Method (4) is the only one of type (b) used here and is a classic method in phylogenetics (Neighbor-Joining), a clustering method that iteratively joins taxa into higher groupings based on distance matrix between all the taxa.

Methods (5) and (6) try to use both the given language family’s tree topology and the information contained in a inter-language distance matrix by computing branch lengths that best approximate the original distances. Method (5) computes the branch lengths by using a non-negative least squares approach, while method (6) estimates the branch lengths using a standard genetic algorithm; they produce very similar results but there are also differences: method (5) is less robust than method (6), but method (6) is much slower, especially for very large trees, and might produce non-unique solutions.

As distance matrices between languages I have used the following:

a.  distances based on vocabulary: (1) ASJP16,
b.  distances based on geography: (2) great-circle geographic distances,
c.  distances based on WALS: (3) gower and (4) euclidean, with and without missing data imputation,
d.  distance based on AUTOTYP: (5) gower with missing data using only the variables with a single datapoint per language (this distance was computed by Balthasar Bickel), and
e.  distances based on the tree topology: a new “genetic method” applied to the WALS (6), Ethnologue (7), Glottolog (8) and AUTOTYP (9) classifications.

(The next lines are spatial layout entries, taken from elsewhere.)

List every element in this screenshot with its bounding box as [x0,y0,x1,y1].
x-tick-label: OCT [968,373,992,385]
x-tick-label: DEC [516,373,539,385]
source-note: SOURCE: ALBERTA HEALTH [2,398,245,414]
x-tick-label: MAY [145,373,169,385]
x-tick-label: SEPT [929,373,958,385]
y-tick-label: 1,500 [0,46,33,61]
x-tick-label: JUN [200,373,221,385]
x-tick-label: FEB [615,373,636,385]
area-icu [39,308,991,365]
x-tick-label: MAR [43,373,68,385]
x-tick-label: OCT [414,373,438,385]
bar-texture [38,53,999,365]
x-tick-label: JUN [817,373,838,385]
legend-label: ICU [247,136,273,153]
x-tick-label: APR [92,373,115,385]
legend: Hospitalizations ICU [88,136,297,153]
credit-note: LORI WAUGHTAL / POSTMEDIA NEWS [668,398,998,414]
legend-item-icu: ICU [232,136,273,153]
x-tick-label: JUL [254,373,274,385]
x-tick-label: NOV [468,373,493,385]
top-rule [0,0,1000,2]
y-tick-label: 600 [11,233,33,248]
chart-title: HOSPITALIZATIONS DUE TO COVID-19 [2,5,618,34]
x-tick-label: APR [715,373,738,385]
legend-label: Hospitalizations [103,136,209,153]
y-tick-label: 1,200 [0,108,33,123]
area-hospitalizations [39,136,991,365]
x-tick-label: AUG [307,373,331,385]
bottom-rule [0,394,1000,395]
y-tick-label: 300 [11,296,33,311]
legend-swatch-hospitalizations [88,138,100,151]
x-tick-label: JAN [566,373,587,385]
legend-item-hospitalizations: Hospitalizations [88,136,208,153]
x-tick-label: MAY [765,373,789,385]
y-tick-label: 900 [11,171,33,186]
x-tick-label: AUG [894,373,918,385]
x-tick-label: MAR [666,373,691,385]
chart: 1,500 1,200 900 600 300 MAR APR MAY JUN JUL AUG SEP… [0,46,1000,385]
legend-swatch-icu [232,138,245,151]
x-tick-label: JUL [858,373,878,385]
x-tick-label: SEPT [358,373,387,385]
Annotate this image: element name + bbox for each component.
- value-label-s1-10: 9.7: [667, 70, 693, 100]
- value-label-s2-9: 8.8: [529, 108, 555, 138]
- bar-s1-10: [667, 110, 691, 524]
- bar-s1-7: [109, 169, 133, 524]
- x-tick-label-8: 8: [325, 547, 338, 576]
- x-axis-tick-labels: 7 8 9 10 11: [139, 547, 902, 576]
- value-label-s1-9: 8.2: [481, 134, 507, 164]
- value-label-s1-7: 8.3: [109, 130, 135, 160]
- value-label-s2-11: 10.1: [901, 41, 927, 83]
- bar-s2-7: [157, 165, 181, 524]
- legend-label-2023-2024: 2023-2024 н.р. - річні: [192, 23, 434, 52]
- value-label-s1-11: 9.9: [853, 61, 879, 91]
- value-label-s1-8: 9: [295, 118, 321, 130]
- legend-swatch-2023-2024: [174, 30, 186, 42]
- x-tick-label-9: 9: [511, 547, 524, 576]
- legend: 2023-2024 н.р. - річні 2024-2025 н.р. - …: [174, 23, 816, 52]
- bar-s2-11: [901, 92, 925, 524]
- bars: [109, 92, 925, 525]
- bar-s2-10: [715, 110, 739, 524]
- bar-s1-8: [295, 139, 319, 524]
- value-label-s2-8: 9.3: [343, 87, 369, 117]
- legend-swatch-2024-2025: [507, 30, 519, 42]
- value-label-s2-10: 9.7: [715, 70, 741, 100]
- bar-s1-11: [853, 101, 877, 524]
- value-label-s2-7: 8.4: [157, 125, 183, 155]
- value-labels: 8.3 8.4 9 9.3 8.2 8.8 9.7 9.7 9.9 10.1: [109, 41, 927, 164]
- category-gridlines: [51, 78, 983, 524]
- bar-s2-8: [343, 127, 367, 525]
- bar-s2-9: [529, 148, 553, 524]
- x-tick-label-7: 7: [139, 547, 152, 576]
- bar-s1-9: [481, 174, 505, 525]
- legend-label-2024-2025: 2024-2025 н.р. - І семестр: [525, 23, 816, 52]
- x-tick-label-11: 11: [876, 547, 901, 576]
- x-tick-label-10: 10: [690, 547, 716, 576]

Briefly, these distances encode the differences between languages based on a very restricted vocabulary (1), geographic location (2), structural differences between languages (3-5) and the language family tree (6-9).

Where can I get these and why are they important?

Fair questions 🙂 All these (and much more, including a detailed description of the input data, the output files and the process, and the actual R code implementing all this) are available from a GitHub repository.

Make sure to read first the and the paper describing the whole thing (as PDF, HTML or, if you prefer, also the R markdown source)!

Please note that I tested the code quite extensively but errors are quite possible, so use it with caution and please do report any weird things (or good suggestions)!

I hope this code and Newick trees with branch lengths will be useful (and my 2+ years of intermittent work will thus prove a good investment).